Le vaccin HZ/su sera une solution de remplacement à prendre en considération pour la prévention du zona chez les patients immunocompétents lorsqu’il sera approuvé par Santé Canada et disponible sur le marché canadien. Des études supplémentaires portant sur des patients immunodéprimés permettront de valider l’aspect sécurité du médicament pour cette population. La durée de l’effet devra aussi être évaluée à l’aide d’études à long terme. Comme le ZostavaxMD est commercialisé au Canada depuis 2009, il sera intéressant d’obtenir les résultats de l’étude comparative des deux vaccins, qui est présentement en cours10,26. Si le nouveau vaccin est approuvé, il sera important d’examiner les avantages et inconvénients propres aux deux solutions, tels que la nécessité de deux doses plutôt qu’une avec le vaccin HZ/su. Les coûts associés à ces médicaments et les conséquences pharmacoéconomiques possibles de la prévention du zona et de ses complications sont aussi à prendre en compte.
Aucun financement en relation avec le présent article n’a été déclaré par les auteurs.

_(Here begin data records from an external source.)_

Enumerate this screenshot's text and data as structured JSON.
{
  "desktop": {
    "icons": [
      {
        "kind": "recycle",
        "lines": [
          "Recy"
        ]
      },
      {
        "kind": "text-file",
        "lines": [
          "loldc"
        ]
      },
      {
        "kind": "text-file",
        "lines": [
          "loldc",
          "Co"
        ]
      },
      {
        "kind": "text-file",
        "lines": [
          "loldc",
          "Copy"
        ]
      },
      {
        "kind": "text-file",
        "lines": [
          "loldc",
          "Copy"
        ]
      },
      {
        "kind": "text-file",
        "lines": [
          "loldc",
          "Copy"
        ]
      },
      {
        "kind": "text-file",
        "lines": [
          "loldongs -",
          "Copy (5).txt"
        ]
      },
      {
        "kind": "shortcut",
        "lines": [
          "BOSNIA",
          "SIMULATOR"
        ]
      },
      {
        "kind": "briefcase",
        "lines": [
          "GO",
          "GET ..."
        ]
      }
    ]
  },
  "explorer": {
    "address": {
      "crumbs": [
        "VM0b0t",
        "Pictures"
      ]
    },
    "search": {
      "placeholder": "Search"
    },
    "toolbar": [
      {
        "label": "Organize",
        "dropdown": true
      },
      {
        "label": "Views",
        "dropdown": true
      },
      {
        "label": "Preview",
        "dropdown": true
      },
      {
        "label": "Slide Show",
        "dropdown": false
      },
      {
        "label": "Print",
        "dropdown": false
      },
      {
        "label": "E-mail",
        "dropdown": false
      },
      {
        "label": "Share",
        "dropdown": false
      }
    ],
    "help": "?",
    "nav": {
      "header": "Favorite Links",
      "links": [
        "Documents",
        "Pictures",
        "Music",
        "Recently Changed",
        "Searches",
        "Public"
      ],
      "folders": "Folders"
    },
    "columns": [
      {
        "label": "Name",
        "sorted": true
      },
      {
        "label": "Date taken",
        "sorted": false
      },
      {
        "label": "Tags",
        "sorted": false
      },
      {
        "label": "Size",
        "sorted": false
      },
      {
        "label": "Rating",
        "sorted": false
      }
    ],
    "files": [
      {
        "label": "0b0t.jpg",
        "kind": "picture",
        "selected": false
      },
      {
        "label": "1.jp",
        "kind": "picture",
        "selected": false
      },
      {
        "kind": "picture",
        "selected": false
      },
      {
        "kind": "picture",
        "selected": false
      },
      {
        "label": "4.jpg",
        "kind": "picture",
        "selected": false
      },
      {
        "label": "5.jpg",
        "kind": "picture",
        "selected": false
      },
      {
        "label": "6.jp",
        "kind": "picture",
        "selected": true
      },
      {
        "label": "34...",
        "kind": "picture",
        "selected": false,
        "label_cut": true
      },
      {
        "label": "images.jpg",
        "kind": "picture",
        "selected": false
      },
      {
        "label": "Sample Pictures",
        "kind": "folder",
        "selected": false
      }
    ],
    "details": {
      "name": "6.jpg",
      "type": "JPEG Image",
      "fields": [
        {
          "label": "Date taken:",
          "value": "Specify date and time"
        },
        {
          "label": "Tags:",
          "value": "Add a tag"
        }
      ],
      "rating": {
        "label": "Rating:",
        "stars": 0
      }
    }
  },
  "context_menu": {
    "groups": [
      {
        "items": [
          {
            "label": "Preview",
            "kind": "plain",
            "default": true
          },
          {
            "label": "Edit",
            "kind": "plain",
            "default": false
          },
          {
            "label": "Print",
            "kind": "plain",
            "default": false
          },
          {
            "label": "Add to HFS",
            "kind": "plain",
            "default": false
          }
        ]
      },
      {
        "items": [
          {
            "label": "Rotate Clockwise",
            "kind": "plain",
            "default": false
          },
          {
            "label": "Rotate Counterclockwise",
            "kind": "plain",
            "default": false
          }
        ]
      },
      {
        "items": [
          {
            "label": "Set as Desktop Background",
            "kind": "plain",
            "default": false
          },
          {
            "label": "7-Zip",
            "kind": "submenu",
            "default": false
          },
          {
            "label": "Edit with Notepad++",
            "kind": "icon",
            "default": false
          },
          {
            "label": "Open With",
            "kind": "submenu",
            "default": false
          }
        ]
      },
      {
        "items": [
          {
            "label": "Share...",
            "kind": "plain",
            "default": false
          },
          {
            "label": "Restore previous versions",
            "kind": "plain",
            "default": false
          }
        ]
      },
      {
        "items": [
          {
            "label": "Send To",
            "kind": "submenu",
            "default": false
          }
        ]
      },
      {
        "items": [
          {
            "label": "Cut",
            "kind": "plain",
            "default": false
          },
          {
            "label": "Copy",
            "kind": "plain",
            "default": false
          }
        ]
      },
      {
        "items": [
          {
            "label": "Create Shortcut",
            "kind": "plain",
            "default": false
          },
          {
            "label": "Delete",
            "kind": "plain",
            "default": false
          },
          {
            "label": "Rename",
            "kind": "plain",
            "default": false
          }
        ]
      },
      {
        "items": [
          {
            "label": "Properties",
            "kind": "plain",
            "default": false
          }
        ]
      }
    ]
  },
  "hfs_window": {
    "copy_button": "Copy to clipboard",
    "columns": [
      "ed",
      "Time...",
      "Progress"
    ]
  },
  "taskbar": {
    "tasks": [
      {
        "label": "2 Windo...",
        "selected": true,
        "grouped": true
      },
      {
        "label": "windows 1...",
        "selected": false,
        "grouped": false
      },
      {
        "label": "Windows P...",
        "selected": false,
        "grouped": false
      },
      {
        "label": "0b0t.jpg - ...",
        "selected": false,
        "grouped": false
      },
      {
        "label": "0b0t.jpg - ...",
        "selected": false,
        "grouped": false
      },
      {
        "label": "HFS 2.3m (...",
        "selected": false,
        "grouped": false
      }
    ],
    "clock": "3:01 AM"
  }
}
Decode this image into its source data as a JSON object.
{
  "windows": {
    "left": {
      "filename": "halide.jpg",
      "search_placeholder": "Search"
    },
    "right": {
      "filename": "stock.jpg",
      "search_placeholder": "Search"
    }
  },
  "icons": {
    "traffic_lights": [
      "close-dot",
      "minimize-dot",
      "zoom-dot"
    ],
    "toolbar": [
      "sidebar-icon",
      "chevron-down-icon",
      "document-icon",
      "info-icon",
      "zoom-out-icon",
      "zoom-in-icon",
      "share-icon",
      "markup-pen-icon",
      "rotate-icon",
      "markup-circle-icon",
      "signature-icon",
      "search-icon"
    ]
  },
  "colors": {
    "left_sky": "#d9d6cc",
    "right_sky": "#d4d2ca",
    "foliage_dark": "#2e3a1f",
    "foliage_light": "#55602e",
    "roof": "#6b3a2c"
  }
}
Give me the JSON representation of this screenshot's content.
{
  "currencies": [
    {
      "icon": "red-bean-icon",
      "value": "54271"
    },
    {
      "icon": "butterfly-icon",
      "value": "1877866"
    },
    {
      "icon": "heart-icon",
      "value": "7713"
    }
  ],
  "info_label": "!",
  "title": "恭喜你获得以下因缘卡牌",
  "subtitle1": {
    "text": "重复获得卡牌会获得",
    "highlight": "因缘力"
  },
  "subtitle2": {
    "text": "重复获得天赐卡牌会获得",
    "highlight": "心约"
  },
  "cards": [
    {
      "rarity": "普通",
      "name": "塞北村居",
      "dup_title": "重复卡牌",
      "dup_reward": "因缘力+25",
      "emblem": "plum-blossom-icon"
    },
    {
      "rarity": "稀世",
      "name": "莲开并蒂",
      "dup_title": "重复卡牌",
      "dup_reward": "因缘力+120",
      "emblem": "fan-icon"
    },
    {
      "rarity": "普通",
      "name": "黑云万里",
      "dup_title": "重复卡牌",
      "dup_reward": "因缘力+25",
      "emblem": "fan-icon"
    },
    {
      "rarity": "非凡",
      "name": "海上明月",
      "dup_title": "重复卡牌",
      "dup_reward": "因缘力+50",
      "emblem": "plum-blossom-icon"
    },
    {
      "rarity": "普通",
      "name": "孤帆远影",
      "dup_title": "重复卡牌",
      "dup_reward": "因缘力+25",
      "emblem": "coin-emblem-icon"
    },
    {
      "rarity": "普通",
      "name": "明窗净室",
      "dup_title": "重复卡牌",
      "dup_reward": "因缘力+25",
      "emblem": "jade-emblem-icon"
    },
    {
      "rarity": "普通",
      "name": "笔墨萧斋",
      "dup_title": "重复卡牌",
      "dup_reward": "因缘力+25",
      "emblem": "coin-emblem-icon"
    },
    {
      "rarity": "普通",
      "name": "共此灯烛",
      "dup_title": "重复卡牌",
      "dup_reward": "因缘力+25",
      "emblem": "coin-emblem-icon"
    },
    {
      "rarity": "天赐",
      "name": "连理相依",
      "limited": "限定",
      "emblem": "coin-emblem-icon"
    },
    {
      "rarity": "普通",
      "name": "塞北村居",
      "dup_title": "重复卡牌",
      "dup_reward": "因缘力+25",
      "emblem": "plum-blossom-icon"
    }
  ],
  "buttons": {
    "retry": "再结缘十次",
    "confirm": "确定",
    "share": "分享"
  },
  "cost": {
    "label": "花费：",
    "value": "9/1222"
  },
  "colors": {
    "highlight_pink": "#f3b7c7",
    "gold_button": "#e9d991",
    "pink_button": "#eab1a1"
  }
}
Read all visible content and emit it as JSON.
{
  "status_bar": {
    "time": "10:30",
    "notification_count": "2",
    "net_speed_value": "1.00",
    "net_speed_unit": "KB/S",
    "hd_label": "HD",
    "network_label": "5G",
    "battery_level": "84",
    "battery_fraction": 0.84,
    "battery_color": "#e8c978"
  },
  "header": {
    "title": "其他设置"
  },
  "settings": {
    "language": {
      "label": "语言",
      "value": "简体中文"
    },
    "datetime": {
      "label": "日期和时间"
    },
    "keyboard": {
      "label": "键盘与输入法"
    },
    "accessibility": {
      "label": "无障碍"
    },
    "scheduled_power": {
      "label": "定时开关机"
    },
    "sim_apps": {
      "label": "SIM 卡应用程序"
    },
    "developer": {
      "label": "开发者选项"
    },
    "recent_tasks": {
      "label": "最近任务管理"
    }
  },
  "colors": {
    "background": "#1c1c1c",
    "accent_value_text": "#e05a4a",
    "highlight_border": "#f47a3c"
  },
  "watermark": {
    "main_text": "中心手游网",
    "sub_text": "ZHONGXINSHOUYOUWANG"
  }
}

Tous les auteurs ont rempli et soumis le formulaire de l’ICMJE pour la divulgation de conflits d’intérêts potentiels. Les auteurs n’ont déclaré aucun conflit d’intérêts actuel ou potentiel en relation avec le présent article.
Cet article a été réalisé dans le cadre du cours Communication scientifique en pharmacie de la Faculté de pharmacie de l’Université de Montréal. Les auteurs en remercient les responsables et collaborateurs. Une autorisation écrite a été obtenue de ces personnes.